Twitter has typically reviewed its products for privacy concerns before rolling them out to users, to avoid additional fines from the FTC and to stay in compliance with the settlement. But because of a rapid pace of product development under Mr. Musk, engineers may be forced to self-certify so that their projects meet privacy requirements, an employee wrote in an internal message seen by The Times.
“Elon has shown that he only cares about making up for the losses he incurs as a result of breaking his binding commitment to buy Twitter,” the employee wrote. The changes to Twitter’s FTC reviews could result in hefty fines and put people who work for the company at risk, the person warned.
“This poses huge personal, professional and legal risks for engineers: I expect you will all be pressured by management to make changes that are likely to lead to major incidents,” the employee wrote.
“We are following recent developments at Twitter with great concern,” Douglas Farrar, an FTC spokesman, said in a statement. “No CEO or company is above the law, and companies must follow our consent decisions. Our revised consent brief gives us new tools to ensure compliance, and we are ready to use them.”
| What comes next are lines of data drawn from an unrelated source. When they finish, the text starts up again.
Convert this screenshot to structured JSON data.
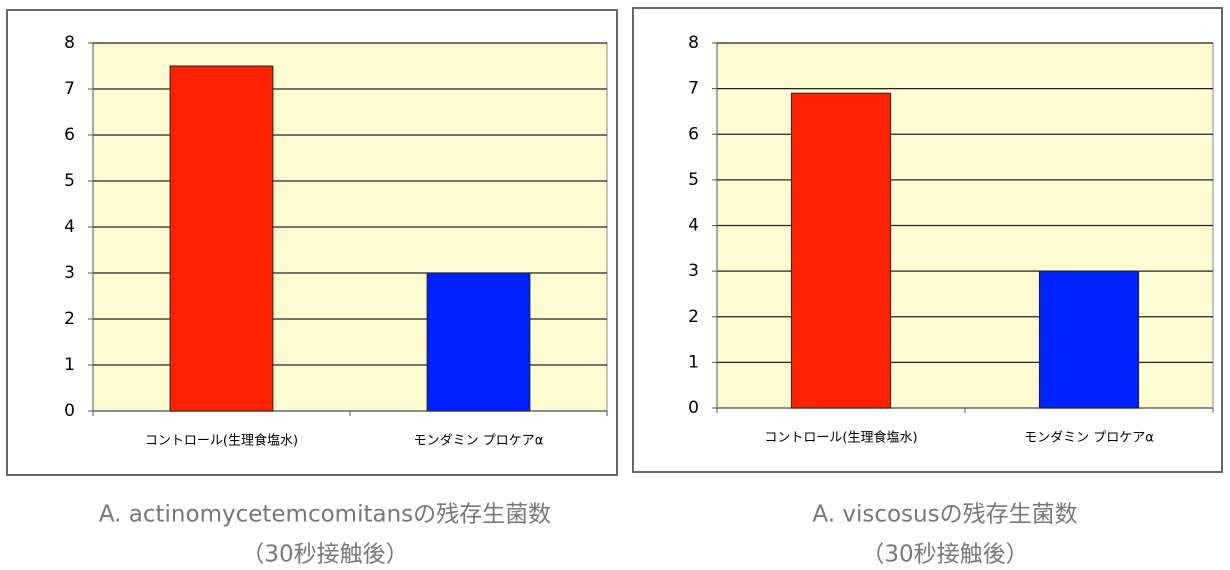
{
  "chart_data": [
    {
      "type": "bar",
      "title": "A. actinomycetemcomitansの残存生菌数",
      "subtitle": "（30秒接触後）",
      "categories": [
        "コントロール(生理食塩水)",
        "モンダミン プロケアα"
      ],
      "values": [
        7.5,
        3
      ],
      "colors": [
        "#ff2200",
        "#0022ff"
      ],
      "ylim": [
        0,
        8
      ],
      "yticks": [
        0,
        1,
        2,
        3,
        4,
        5,
        6,
        7,
        8
      ],
      "grid": true
    },
    {
      "type": "bar",
      "title": "A. viscosusの残存生菌数",
      "subtitle": "（30秒接触後）",
      "categories": [
        "コントロール(生理食塩水)",
        "モンダミン プロケアα"
      ],
      "values": [
        6.9,
        3
      ],
      "colors": [
        "#ff2200",
        "#0022ff"
      ],
      "ylim": [
        0,
        8
      ],
      "yticks": [
        0,
        1,
        2,
        3,
        4,
        5,
        6,
        7,
        8
      ],
      "grid": true
    }
  ]
}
More about Elon Musk’s Twitter takeover
Twitter is under pressure to make money. To fund the buyout, Mr. Musk took on $13 billion in debt, forcing Twitter to pay more than $1 billion a year in interest alone.
The company earns about 90 percent of its revenue from advertisers, some of whom have left the platform in recent days due to uncertainties about Mr. Musk’s commitment to remove toxic content from Twitter. He has responded by threatening “thermonuclear name and shame” of advertisers who choose to stop their spending.
Mr. Musk has also raced to find new subscription revenue. One of his first projects was to revamp a subscription service, Twitter Blue. He raised the price to $8 a month and said subscribers would get a verification check, which Twitter typically gives to prominent users such as celebrities and politicians.
In one of his emails to staff on Wednesday, Mr. Musk said subscriptions should eventually make up about half of the company’s revenue. “Without significant subscription revenue, there’s a good chance Twitter won’t survive the coming economic downturn,” he wrote.
Mr. Musk also told employees to come back to the office on Thursday and work a minimum of 40 hours a week from there. Twitter’s staff has been remote since the start of the pandemic, and in recent years its employees have been allowed to choose where they want to live rather than staying in cities where the company has offices.
At some of Mr. Musk’s other companies, including electric car maker Tesla and rocket maker SpaceX, he has also said that employees have to go to the office to work 40 hours a week.
David McCabe contributed reporting from Washington.